The point-slope form of a line is an algebraic equation that allows us to construct the equation of a line when we know one point on the line and the slope of that line. It is written as: \[ y - y_1 = m(x - x_1) \]
In this formula, the point \( (x_1, y_1) \) is a point that the line passes through, and \( m \) is the slope of the line.

To use this form effectively, first identify the given point and the slope. In our problem, the given point is \( (-2,7) \) and the slope is \(m=-4\). By substituting these values into the point-slope form, we get the equation \( y - 7 = -4(x + 2) \), which is the initial step of our exercise solution.

Why Point-Slope Form is Useful:

• Quickly provides the linear equation when a point and a slope are known.
• Allows for easy plotting of the line on a graph.
• Facilitates the understanding of how the slope affects the position of the line.

The standard form of a line's equation is another way to write the equation of a line. It is typically represented as: \[ Ax + By = C \]
where \( A \) and \( B \) are the coefficients of \( x \) and \( y \) respectively, and should be integers. The value \( C \) is the constant. In the standard form, \( A \) should be non-negative, and \( A \) and \( B \) should not both be zero.

To convert an equation from point-slope to standard form, one has to rearrange and simplify the equation by moving \( x \) and \( y \) terms to one side, and the constant to the other side. In the given exercise, after rearranging the point-slope form equation, we achieve \( 4x + y = -1 \), which is now in standard form.

Characteristics of Standard Form:

• The coefficients \( A \) and \( B \) should be whole numbers.
• Preferably, \( A \) is non-negative.
• Provides a clear view of the intercepts on the \( x \) and \( y \) axes.
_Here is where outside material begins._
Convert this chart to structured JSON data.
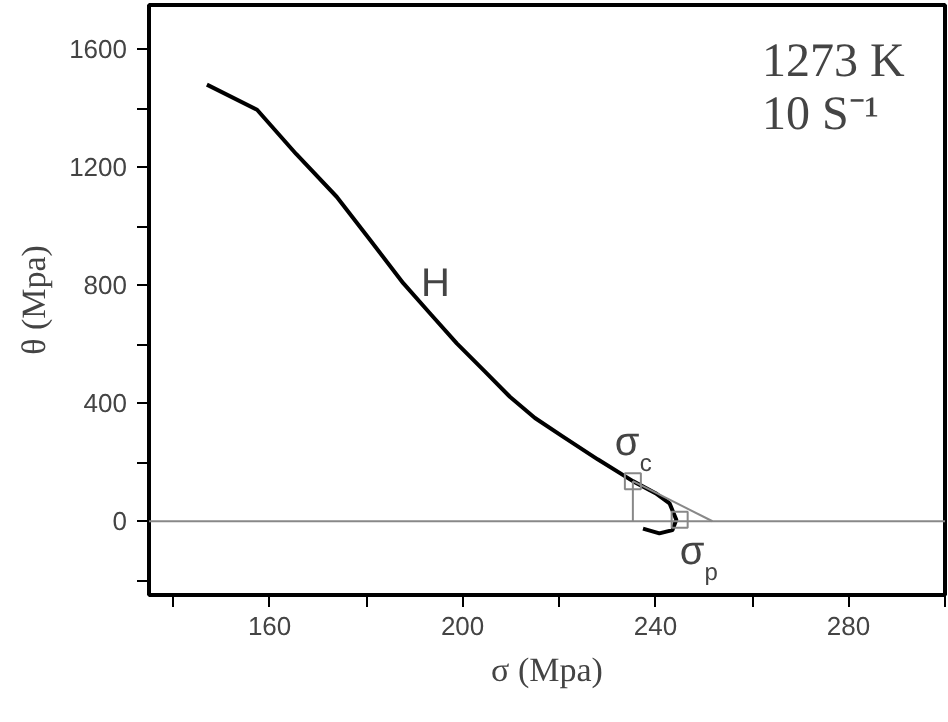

The slope of a line is a measure of its steepness or gradient and is commonly represented by \( m \). It is calculated as the ratio of the vertical change (rise) to the horizontal change (run) between any two points on the line. Formally, it is written as: \[ m = \frac{{rise}}{{run}} = \frac{{y_2 - y_1}}{{x_2 - x_1}} \]
In the exercise, the slope is provided as \( m=-4 \), which indicates that for every unit of horizontal change to the right, there is a four-unit vertical change downwards (since it is negative). This negative slope results in a line that tilts downwards as it moves from left to right.

Understanding Slope:

• A positive slope indicates a line rising from left to right.
• A negative slope indicates a line falling from left to right.
• A slope of zero indicates a horizontal line.
• An undefined slope (division by zero) indicates a vertical line.

Getting comfortable with the concept of slope allows for better graphing and understanding of linear relationships in equations.